Mova can only be used if a user is logged-in in MoDa (no public access).

[omimo]

Mova does not work without authentication, e.g, when the user is not logged in. So, public/anonymous users cannot view the data in Mova.

We need a public version of the MoDa API that, when no-one is logged in, MoVa or public users can access the public repositories.

[michaelnixon]

See application_controller.rb. You'll need to refactor any method that uses authenticate_or_request_with_http_basic to rely on some other authentication method. The problem is that this is done at an early stage in a request, before you have access to an object to know whether it's public. A simpler method than changing the overall API authentication model: given that we have created a "fake" Mova user account, you should find a way to authenticate with that user so the actual Mova user never sees the authentication process.

[omimo]

Thanks Michael!

@subirranjan1, I think we can go with the second solution. What's your opinion?

[subirranjan1]

Hi. @omimo @michaelnixon I am not quite sure I understood completely how to do this your way.

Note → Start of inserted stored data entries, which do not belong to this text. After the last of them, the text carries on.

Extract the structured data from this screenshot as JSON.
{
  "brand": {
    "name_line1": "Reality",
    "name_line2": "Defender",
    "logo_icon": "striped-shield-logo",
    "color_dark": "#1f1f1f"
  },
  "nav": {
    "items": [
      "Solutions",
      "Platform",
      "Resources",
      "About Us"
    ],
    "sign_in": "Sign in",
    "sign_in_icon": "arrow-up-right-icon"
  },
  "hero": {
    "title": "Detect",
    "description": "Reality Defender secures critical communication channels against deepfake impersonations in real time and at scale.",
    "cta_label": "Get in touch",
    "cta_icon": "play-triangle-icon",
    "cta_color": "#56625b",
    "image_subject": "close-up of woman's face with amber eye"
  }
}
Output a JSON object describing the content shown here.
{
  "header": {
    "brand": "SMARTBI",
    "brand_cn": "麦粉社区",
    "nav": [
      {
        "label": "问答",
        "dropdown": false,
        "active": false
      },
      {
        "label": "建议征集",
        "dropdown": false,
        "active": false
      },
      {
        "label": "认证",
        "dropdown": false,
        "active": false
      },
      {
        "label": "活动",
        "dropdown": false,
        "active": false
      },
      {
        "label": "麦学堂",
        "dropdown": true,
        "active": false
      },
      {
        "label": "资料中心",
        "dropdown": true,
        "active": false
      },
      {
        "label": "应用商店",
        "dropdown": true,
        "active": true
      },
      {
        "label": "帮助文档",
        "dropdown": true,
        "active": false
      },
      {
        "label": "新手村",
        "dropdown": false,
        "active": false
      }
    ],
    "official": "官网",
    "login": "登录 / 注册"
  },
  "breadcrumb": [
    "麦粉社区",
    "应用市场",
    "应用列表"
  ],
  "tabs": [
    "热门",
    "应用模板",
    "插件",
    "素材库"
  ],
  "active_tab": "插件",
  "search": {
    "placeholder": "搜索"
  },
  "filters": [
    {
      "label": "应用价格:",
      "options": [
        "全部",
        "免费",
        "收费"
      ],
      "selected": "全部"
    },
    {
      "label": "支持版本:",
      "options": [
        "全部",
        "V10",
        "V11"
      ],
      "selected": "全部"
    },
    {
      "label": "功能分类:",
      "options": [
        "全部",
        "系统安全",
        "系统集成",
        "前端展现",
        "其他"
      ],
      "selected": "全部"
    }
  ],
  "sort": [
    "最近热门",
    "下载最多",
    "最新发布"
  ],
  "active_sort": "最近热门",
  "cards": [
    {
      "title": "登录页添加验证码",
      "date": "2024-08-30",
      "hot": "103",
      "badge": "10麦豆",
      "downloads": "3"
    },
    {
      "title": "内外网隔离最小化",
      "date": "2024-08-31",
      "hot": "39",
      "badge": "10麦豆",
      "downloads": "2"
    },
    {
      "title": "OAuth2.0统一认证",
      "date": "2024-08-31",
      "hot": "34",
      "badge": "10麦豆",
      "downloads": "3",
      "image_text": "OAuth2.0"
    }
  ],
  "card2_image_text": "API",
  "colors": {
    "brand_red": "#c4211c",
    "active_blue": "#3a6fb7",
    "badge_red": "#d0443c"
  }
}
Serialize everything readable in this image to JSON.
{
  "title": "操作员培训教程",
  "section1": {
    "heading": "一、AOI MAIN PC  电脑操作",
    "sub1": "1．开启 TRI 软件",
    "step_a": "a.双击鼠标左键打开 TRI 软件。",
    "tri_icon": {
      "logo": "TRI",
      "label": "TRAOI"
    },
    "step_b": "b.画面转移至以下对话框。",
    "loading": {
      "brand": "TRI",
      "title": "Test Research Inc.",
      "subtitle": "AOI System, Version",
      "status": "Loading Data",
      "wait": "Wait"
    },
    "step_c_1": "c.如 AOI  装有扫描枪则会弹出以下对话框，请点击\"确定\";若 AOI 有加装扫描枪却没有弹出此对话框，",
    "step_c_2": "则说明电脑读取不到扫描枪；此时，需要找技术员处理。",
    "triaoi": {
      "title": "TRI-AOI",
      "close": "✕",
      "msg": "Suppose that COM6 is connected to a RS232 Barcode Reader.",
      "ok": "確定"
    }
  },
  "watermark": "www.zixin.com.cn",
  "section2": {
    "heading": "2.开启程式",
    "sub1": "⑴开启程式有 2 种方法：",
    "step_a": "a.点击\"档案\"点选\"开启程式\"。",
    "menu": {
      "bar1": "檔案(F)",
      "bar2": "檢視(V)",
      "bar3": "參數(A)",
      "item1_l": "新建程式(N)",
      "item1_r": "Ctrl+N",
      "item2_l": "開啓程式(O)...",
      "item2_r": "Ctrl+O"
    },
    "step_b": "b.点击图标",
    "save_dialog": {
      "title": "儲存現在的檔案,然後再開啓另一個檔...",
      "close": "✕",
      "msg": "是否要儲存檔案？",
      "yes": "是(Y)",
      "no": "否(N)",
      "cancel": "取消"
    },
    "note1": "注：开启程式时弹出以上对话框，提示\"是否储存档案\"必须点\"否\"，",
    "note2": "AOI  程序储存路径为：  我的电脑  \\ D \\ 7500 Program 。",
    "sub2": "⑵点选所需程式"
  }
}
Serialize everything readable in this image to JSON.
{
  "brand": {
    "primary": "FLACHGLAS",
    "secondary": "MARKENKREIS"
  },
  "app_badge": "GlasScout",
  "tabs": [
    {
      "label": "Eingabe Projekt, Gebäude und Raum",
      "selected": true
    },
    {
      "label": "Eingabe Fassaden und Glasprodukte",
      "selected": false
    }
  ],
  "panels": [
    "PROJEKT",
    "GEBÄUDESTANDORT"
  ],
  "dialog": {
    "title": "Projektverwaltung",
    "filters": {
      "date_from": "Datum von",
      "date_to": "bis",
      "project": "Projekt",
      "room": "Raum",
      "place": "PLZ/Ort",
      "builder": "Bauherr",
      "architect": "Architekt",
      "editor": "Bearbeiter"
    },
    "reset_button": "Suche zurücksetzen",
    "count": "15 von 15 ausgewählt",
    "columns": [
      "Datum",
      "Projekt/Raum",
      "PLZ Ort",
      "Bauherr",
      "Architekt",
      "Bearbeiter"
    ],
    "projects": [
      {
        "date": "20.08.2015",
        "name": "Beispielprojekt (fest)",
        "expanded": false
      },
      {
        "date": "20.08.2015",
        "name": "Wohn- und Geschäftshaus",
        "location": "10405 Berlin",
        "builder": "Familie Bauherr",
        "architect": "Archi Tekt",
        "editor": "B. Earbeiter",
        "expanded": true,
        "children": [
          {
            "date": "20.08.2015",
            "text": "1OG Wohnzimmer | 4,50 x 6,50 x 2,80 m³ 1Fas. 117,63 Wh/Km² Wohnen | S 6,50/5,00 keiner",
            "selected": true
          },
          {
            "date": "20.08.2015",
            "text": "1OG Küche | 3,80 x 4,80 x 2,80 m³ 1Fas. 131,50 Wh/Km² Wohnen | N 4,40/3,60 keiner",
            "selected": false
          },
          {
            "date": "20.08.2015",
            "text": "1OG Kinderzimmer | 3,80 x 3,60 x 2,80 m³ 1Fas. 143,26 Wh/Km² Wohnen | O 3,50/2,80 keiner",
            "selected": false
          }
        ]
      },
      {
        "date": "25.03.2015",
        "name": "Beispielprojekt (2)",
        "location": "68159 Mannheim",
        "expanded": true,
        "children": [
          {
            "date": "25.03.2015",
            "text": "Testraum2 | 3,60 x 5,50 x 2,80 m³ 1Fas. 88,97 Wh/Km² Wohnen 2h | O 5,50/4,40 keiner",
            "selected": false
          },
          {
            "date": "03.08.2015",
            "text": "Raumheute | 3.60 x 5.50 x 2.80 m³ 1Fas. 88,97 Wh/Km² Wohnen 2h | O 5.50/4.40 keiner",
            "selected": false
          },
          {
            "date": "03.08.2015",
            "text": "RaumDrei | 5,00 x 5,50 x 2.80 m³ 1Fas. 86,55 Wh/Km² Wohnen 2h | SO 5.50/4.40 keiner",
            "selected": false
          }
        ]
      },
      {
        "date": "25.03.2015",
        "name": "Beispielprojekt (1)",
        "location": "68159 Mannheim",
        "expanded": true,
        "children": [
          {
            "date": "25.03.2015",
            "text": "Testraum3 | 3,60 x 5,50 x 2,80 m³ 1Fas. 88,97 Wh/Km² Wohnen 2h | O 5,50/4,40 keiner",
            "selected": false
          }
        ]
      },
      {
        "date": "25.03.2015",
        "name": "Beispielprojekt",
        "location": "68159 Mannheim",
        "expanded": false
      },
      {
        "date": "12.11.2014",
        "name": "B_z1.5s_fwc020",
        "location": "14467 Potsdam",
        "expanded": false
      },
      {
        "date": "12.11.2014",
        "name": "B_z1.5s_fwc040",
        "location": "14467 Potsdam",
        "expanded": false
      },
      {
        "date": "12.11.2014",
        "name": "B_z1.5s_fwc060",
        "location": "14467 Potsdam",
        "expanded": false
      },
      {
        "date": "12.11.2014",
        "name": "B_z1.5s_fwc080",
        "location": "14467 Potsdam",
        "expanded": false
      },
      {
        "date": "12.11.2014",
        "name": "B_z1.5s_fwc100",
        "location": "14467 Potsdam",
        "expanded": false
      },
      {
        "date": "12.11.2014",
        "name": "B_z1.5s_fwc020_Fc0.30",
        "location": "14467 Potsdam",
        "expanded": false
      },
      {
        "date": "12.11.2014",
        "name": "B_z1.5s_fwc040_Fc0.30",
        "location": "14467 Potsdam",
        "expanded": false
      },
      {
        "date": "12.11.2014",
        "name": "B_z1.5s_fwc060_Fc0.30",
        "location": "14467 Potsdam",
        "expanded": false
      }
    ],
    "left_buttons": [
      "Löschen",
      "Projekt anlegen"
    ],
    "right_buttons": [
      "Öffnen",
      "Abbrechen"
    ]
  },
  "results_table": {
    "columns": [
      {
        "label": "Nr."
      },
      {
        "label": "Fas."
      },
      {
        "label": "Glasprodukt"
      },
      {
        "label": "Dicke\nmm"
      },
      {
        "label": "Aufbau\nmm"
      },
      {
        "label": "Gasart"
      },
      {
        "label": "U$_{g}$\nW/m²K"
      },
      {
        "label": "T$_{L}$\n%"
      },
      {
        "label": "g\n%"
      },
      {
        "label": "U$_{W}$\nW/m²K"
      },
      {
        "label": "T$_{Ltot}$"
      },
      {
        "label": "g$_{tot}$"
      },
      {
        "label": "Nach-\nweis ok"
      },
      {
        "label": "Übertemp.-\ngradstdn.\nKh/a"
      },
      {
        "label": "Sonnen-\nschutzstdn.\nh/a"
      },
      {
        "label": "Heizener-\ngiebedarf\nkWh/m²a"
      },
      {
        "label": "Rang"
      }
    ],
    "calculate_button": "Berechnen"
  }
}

As per my understanding any public access of a track or a take in MOVA is associated whether it is publicly accessible or not (public column in that table for that row is set or not). I have not come across the code of MOVA, however I believe that it does a look up for the login credentials from the users table or some cookie authentication method(If not please let me know). Having said that, what if we authenticate MOVA based upon whether public bit is set for the corresponding take or track in the DB. And I think for this, changes will be required to do in the code related to authentication in MOVA. Feel free to comment.

[omimo]

Currently Mova doesn't have a separate authentication mechanism implemented. It's just using the HTTP auth by the browser. @subirranjan1, let's talk about this when we meet.

[omimo]

So, we decided that we can at least make an exception for API requests and if it is coming from Mova, we allow it.